Submitted to: Plant Breeding
Publication Type: Peer Reviewed Journal
Publication Acceptance Date: 6/11/2008
Publication Date: 12/1/2009
Citation: Romano, G.B., Scheffler, J.A. 2009. Lowering Seed Gossypol Content in Glanded Cotton (Gossypium hirsutum L.) Lines. Plant Breeding. 127(6):619-624
Interpretive Summary: Cultivated cotton contains a chemical called gossypol that helps protect the plant from insects and disease. Unfortunately gossypol can be detrimental to humans and animals. Cotton seed could be a valuable source of high quality protein for animal feed if the gossypol can be reduced. New cotton lines with low gossypol in the seed and high fiber quality were developed. Using these lines, it will be possible to double the amount of whole cottonseed in a dairy cow ration without causing any detrimental effects. It may also be possible to include these in fish or poultry feed. These lines were developed using conventional breeding techniques and are not genetically modified organisms (GMOs).

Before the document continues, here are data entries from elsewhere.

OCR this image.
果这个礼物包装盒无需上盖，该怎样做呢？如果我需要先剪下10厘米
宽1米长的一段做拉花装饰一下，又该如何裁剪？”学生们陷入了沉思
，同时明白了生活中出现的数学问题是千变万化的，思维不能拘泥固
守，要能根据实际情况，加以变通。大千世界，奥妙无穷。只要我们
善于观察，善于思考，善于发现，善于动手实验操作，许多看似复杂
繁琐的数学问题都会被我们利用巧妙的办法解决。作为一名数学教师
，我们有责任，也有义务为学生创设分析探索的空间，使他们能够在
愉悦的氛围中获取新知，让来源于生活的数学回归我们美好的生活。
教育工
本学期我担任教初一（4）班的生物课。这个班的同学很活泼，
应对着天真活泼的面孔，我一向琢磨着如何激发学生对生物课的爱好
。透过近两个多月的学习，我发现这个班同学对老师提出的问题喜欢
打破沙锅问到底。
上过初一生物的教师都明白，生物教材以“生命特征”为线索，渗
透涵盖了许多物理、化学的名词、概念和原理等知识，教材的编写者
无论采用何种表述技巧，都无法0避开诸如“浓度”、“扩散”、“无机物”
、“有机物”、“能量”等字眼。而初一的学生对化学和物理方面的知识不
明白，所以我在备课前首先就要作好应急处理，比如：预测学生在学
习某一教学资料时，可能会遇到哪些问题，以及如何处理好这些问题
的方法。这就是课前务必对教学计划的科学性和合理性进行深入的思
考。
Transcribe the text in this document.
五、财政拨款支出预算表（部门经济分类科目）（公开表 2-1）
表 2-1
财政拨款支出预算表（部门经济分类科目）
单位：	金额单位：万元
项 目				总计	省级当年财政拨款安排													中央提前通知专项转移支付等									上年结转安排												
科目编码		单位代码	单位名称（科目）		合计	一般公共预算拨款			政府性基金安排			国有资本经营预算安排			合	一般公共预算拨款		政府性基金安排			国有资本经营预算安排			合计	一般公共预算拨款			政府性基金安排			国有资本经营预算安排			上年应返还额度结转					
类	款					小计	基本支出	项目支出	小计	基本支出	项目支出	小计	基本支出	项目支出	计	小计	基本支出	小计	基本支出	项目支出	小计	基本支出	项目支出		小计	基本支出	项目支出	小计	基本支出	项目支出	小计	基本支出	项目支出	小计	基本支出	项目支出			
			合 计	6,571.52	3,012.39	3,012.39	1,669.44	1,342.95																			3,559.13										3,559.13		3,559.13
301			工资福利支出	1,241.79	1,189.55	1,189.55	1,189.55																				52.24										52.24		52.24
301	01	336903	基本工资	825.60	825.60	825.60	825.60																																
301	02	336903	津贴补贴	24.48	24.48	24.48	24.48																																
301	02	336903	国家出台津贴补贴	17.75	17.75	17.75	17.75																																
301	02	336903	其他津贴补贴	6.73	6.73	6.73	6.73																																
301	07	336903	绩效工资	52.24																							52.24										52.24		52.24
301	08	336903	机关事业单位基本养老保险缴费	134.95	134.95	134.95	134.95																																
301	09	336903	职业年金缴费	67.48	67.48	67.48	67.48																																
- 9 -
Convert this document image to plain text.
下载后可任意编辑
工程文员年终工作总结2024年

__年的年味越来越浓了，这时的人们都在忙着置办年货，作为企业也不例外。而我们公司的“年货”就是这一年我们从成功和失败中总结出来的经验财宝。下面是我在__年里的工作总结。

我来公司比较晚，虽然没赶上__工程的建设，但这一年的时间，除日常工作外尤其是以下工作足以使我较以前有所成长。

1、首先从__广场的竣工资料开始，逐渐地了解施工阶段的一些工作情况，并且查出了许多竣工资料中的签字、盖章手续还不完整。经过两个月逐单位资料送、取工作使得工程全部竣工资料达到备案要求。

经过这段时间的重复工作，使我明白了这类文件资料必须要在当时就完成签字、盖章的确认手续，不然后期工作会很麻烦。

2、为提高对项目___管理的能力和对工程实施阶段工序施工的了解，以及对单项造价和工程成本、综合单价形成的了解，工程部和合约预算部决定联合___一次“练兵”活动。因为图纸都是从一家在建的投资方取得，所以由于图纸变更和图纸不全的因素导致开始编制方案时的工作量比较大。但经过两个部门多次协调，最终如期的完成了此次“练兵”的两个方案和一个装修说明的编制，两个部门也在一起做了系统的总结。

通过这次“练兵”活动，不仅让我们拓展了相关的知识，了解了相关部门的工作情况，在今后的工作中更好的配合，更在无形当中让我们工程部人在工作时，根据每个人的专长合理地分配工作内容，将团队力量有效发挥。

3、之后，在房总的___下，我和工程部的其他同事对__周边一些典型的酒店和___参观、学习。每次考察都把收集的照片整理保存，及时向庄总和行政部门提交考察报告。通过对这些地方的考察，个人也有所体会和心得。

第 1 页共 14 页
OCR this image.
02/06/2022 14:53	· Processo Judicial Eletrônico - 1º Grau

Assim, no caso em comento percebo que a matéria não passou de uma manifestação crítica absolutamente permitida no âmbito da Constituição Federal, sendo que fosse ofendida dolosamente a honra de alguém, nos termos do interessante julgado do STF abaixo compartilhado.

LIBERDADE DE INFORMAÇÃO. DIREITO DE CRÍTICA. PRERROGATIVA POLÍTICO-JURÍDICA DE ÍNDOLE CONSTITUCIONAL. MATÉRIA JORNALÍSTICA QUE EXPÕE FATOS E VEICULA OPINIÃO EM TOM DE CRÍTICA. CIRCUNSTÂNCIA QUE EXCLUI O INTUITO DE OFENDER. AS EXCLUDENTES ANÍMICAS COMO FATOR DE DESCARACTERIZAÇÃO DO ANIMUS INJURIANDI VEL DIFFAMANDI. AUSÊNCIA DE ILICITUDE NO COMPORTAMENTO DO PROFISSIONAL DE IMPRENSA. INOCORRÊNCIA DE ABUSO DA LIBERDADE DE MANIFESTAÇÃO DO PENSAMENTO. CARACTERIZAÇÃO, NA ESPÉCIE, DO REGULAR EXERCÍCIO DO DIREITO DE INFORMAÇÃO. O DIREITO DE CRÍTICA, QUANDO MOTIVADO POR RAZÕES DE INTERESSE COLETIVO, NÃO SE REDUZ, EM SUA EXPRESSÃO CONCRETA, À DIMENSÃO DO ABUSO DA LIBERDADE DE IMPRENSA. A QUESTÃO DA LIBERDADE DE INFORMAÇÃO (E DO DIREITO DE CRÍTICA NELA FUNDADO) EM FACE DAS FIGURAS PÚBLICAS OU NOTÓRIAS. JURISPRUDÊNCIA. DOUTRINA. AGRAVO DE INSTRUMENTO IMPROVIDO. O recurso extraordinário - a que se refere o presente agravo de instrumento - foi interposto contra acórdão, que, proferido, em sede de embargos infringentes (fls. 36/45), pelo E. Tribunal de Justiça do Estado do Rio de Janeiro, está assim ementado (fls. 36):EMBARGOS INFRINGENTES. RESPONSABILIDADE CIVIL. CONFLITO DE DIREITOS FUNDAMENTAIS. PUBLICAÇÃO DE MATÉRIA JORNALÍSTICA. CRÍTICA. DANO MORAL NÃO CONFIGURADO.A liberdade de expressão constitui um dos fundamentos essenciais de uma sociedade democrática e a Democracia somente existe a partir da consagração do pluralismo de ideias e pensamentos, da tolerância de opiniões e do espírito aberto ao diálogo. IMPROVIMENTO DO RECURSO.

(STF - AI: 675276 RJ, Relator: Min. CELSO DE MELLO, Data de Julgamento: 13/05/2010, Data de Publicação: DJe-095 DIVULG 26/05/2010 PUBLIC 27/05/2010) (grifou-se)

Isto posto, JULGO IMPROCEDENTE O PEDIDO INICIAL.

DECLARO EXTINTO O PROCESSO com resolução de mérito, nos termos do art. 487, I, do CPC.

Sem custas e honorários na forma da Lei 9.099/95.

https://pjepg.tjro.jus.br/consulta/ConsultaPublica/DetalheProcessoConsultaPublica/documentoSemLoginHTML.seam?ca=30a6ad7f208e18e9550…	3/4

Technical Abstract: Cottonseed is a rich source of oil (ca. 21%) and high quality protein (ca. 23%) but its value as food and feed is limited by the presence of gossypol, a toxic polyphenol contained in glands located throughout the plant. Glandless cotton cultivars have been developed, but they were unsuccessful commercially because the gossypol in the glands also protects the plant from pests. An alternative strategy for selection was adopted in this breeding program which minimizes gossypol content in seeds while still maintaining glands throughout other plant organs. Parents from glanded adapted lines (STV 7A, JaJo 6078, Acala ‘Maxxa’, A1006) were crossed with a glandless parent (STV 7A gl). F7 and F8 progeny were evaluated visually for presence and abundance of glands in vegetative and reproductive organs and analyzed with HPLC for percent total gossypol in the seed. The correlation between seed gossypol content and boll glanding was moderate enough in all populations to allow selection of genotypes with seed gossypol reduced by 50% to 80% compared to the glanded parent. These lines have normal glanding on stems and stigmas and near normal glanding on the bolls and calyces. Leaves show a reduction in gland numbers from the onset of flowering through maturity, but retain glands on the veins and leaf margins throughout the season. These new lines should allow the doubling of whole cottonseed in feed for ruminant animals without detrimental effects. It might also be possible to include cottonseed in fish or poultry rations, further expanding the use of cottonseed meal.